Brighton and Hove schools chief urges ministers to listen to parents over fines for term-time absences
Government ministers should listen to parents in the debate about fines for term-time absences, Brighton and Hove’s schools chief said today (Monday 13 June).
Councillor Tom Bewick spoke out after Schools Minister Nick Gibb wrote “to set out set out the government’s position on unauthorised school absence and next steps following the judgment by the High Court on Friday 13 May regarding the case of the Isle of Wight Council v Jon Platt”.
The minister wrote: “I am disappointed with the High Court ruling. I am clear that no child should miss school apart from in exceptional circumstances.
“There is clear evidence that absence from school is linked to lower levels of attainment. The department’s latest analysis published in March shows that every extra day missed was associated with lower attainment at age 11 and at age 16.
“In other words, every extra day of school that is missed can affect a pupil’s chance of gaining good GCSE results.”

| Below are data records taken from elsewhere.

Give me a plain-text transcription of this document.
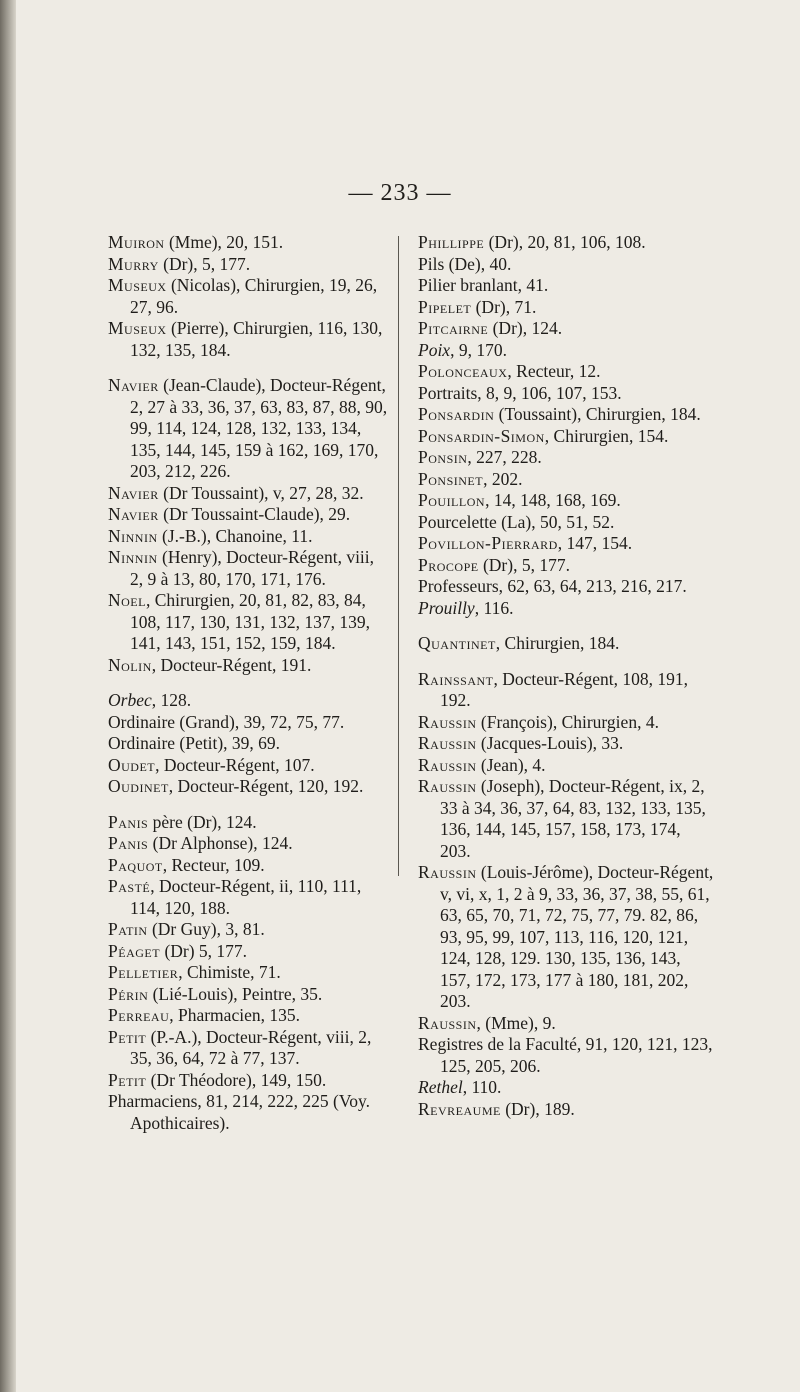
— 233 —
Muiron (Mme), 20, 151.
Murry (Dr), 5, 177.
Museux (Nicolas), Chirurgien, 19, 26, 27, 96.
Museux (Pierre), Chirurgien, 116, 130, 132, 135, 184.
Navier (Jean-Claude), Docteur-Régent, 2, 27 à 33, 36, 37, 63, 83, 87, 88, 90, 99, 114, 124, 128, 132, 133, 134, 135, 144, 145, 159 à 162, 169, 170, 203, 212, 226.
Navier (Dr Toussaint), v, 27, 28, 32.
Navier (Dr Toussaint-Claude), 29.
Ninnin (J.-B.), Chanoine, 11.
Ninnin (Henry), Docteur-Régent, viii, 2, 9 à 13, 80, 170, 171, 176.
Noel, Chirurgien, 20, 81, 82, 83, 84, 108, 117, 130, 131, 132, 137, 139, 141, 143, 151, 152, 159, 184.
Nolin, Docteur-Régent, 191.
Orbec, 128.
Ordinaire (Grand), 39, 72, 75, 77.
Ordinaire (Petit), 39, 69.
Oudet, Docteur-Régent, 107.
Oudinet, Docteur-Régent, 120, 192.
Panis père (Dr), 124.
Panis (Dr Alphonse), 124.
Paquot, Recteur, 109.
Pasté, Docteur-Régent, ii, 110, 111, 114, 120, 188.
Patin (Dr Guy), 3, 81.
Péaget (Dr) 5, 177.
Pelletier, Chimiste, 71.
Périn (Lié-Louis), Peintre, 35.
Perreau, Pharmacien, 135.
Petit (P.-A.), Docteur-Régent, viii, 2, 35, 36, 64, 72 à 77, 137.
Petit (Dr Théodore), 149, 150.
Pharmaciens, 81, 214, 222, 225 (Voy. Apothicaires).
Phillippe (Dr), 20, 81, 106, 108.
Pils (De), 40.
Pilier branlant, 41.
Pipelet (Dr), 71.
Pitcairne (Dr), 124.
Poix, 9, 170.
Polonceaux, Recteur, 12.
Portraits, 8, 9, 106, 107, 153.
Ponsardin (Toussaint), Chirurgien, 184.
Ponsardin-Simon, Chirurgien, 154.
Ponsin, 227, 228.
Ponsinet, 202.
Pouillon, 14, 148, 168, 169.
Pourcelette (La), 50, 51, 52.
Povillon-Pierrard, 147, 154.
Procope (Dr), 5, 177.
Professeurs, 62, 63, 64, 213, 216, 217.
Prouilly, 116.
Quantinet, Chirurgien, 184.
Rainssant, Docteur-Régent, 108, 191, 192.
Raussin (François), Chirurgien, 4.
Raussin (Jacques-Louis), 33.
Raussin (Jean), 4.
Raussin (Joseph), Docteur-Régent, ix, 2, 33 à 34, 36, 37, 64, 83, 132, 133, 135, 136, 144, 145, 157, 158, 173, 174, 203.
Raussin (Louis-Jérôme), Docteur-Régent, v, vi, x, 1, 2 à 9, 33, 36, 37, 38, 55, 61, 63, 65, 70, 71, 72, 75, 77, 79. 82, 86, 93, 95, 99, 107, 113, 116, 120, 121, 124, 128, 129. 130, 135, 136, 143, 157, 172, 173, 177 à 180, 181, 202, 203.
Raussin, (Mme), 9.
Registres de la Faculté, 91, 120, 121, 123, 125, 205, 206.
Rethel, 110.
Revreaume (Dr), 189.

He also said: “Head teachers continue to have the power to authorise leave of absence but only in exceptional circumstances.
“While family holidays are enriching experiences, the school year is designed to give families the opportunity for these breaks without having to disrupt their children’s education.
“It is for schools to consider the specific details and relevant context behind each request. Schools know their pupils best and are well placed to make those judgments.”
Councillor Bewick said: “It’s important that the government has now provided some response to recent court rulings in respect of unauthorised term-time absences. As the minister states, it is schools that know their pupils best, not distant officials in Westminster.
“It is disappointing therefore that the government has not yet come forward with fresh guidance as to what counts as ‘regular attendance’ in legal terms and neither, it seems, has the department signalled yet that it is prepared to look again at the 2013 regulations which is what I and many other campaigners have been calling for.
“No parent would disagree with better measures, including fines, to ensure maximum pupil attendance at schools.
“But for the public to have confidence in the overall integrity of the system there must be absolute clarity and transparency about how these rules, including any fines, are being applied.
“For that reason, I have asked the council’s director of children’s services to provide further assurances that the quadrupling of fines in the city since 2013 is being applied proportionately to the objective of improving school attendance.
“As with parking revenues and speeding camera fines in the past, the public is not going to be in favour of these fines being used by councils to plug revenue gaps.
“If that were to happen, the integrity of the whole system could be put in doubt.
“That’s why I’m calling on the government to listen to parents and implement a more transparent and flexible approach to term-time absences in future.”